What’s a cauliflower coliform anyway? Colforms are a group of bacteria typically found in the environment: in soil, surface water, vegetation and the intestines of warm-blooded animals. Well, I guess cauliflower could be found in that last one, too. Anyway, coliforms are used as a gauge of sanitary conditions in things like…(surprise) dairy production. They also produce the characteristic “off” taste in sour milk. While most don’t actually cause disease, a small fraction can make you sick, especially if you’re a young child, old person, or have a weakened immune system.
For example, a strain of E.coli O157:H7 has been implicated in some pretty sordid cases of foodborne illness. They produce a toxin called “Shiga toxin”, named after the Japanese physician and bacteriologist Kiyoshi Shiga, who first described the bacterial origin of dysentery due to Shigella dysenteriae.

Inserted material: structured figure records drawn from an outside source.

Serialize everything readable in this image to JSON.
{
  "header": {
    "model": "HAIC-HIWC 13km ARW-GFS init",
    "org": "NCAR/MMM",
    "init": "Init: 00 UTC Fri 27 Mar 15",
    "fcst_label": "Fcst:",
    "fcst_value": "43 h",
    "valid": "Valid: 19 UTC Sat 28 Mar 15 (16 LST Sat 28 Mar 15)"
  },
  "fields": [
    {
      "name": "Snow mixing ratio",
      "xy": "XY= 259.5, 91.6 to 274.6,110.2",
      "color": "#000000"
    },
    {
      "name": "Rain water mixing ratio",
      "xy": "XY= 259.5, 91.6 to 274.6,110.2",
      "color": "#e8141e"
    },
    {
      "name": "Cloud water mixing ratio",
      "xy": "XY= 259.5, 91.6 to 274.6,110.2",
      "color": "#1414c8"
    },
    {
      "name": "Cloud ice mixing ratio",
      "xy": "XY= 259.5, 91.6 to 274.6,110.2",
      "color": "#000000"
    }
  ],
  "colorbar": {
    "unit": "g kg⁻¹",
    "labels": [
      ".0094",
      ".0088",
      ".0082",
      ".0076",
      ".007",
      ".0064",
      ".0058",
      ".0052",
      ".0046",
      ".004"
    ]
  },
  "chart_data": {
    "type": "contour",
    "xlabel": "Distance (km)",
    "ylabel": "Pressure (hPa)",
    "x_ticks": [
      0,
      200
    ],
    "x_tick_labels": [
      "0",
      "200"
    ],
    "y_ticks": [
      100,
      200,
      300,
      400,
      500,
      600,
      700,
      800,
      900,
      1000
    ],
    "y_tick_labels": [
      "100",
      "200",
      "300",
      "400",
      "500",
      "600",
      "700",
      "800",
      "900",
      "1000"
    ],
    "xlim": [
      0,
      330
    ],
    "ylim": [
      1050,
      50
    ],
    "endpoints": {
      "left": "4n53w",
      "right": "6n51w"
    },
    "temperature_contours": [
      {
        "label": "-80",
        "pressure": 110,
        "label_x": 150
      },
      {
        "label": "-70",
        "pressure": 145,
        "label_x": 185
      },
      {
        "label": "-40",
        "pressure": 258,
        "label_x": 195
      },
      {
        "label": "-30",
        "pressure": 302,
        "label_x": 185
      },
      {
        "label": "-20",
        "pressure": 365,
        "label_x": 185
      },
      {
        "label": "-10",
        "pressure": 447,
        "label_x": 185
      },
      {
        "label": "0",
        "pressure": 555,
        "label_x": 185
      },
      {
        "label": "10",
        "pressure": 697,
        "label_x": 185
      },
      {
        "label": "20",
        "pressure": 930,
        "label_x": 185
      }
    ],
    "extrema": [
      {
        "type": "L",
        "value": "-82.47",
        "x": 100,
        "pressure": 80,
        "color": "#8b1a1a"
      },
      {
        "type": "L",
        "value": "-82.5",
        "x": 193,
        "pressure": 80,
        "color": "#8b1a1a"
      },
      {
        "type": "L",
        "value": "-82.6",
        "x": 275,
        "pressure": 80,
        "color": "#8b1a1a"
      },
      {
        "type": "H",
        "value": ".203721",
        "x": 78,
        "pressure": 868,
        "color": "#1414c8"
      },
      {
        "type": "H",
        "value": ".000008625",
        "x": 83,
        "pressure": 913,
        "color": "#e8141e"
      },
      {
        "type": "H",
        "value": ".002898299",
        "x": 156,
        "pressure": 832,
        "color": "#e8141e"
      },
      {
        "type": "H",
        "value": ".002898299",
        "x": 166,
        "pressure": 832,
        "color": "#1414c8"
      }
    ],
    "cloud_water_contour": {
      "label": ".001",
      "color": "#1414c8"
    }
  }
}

(I can think of better things to have named after you than a toxin, but at least he got his own Wikipedia page.)
Shiga toxins work by inhibiting protein synthesis in cells by cleaving off a nucleobase from the RNA of a ribosome. The dysfunctional ribosome stops being able to produce protein. Clearly this not optimal. Shiga toxin-producing E.coli were behind for the recent outbreak in deadly sprouts from Germany.
But back to milk…
How do coliform get into milk? The most common way is milking cows with wet, grimy udders or using unclean milking equipment. Their presence, while not inherently harmful (unless they’re the toxic variety), has been used as an indicator of sanitation for years. In dairy farms, coliform count is a measure of the fecal bacteria in milk (eww, right?), but coliforms can also signal environmental contamination of drinking water supply systems.
The good news (some would argue) is that pasteurization of dairy products easily kills coliform. Contamination can occur after pasteurization too, though, which is why it’s important to refrigerate milk. For raw milk, California law mandates it be cooled to 50 deg. F after milking begins and maintained at 45 deg. F within two hours after milking.
According to the CDFA, the new standards for coliform count in raw milk can be achieved without pasteurization, “with utilization of sound cleaning and sanitation practices.” They say that on average, about 25% of milk samples from dairy farm inspections fall within the allowable range for colliform bacteria. ** Agreeing with national data collected by USDA’s National Animal Health Monitoring System, and published in the Journal of Dairy Science in 2004 (J. Dairy Sci. 87:2822).
The CDFA lists a few suggestions for minimizing coliform count in raw milk. Here are two of my favorites:
- Properly managing manure, bedding, housing and pastures to prevent cows from arriving overly dirty at the milking parlor.
- Use of an appropriate commercially available pre-milking teat sanitizer to further reduce the amount of bacteria contacting milking equipment
The raw milk bill specifies maximum bacterial counts for a whole range of dairy products, including ice cream, sherbet, and eggnog! I did a bit of “field research” at the Penny Ice Creamery here in Santa Cruz, and found out their ice cream is a) delicious and b) pasteurized in-shop (see photo).
Well, not everyone’s on board with the raw milk restrictions. Many people consider it their right to drink and distribute raw milk. This isn’t prohibition, after all. Recently, Santa Cruzans (or whatever the right collective noun is) staged a “Milk-In” at the Downtown Farmers Market. People are serious about their milk, so don’t even try to move their cheese.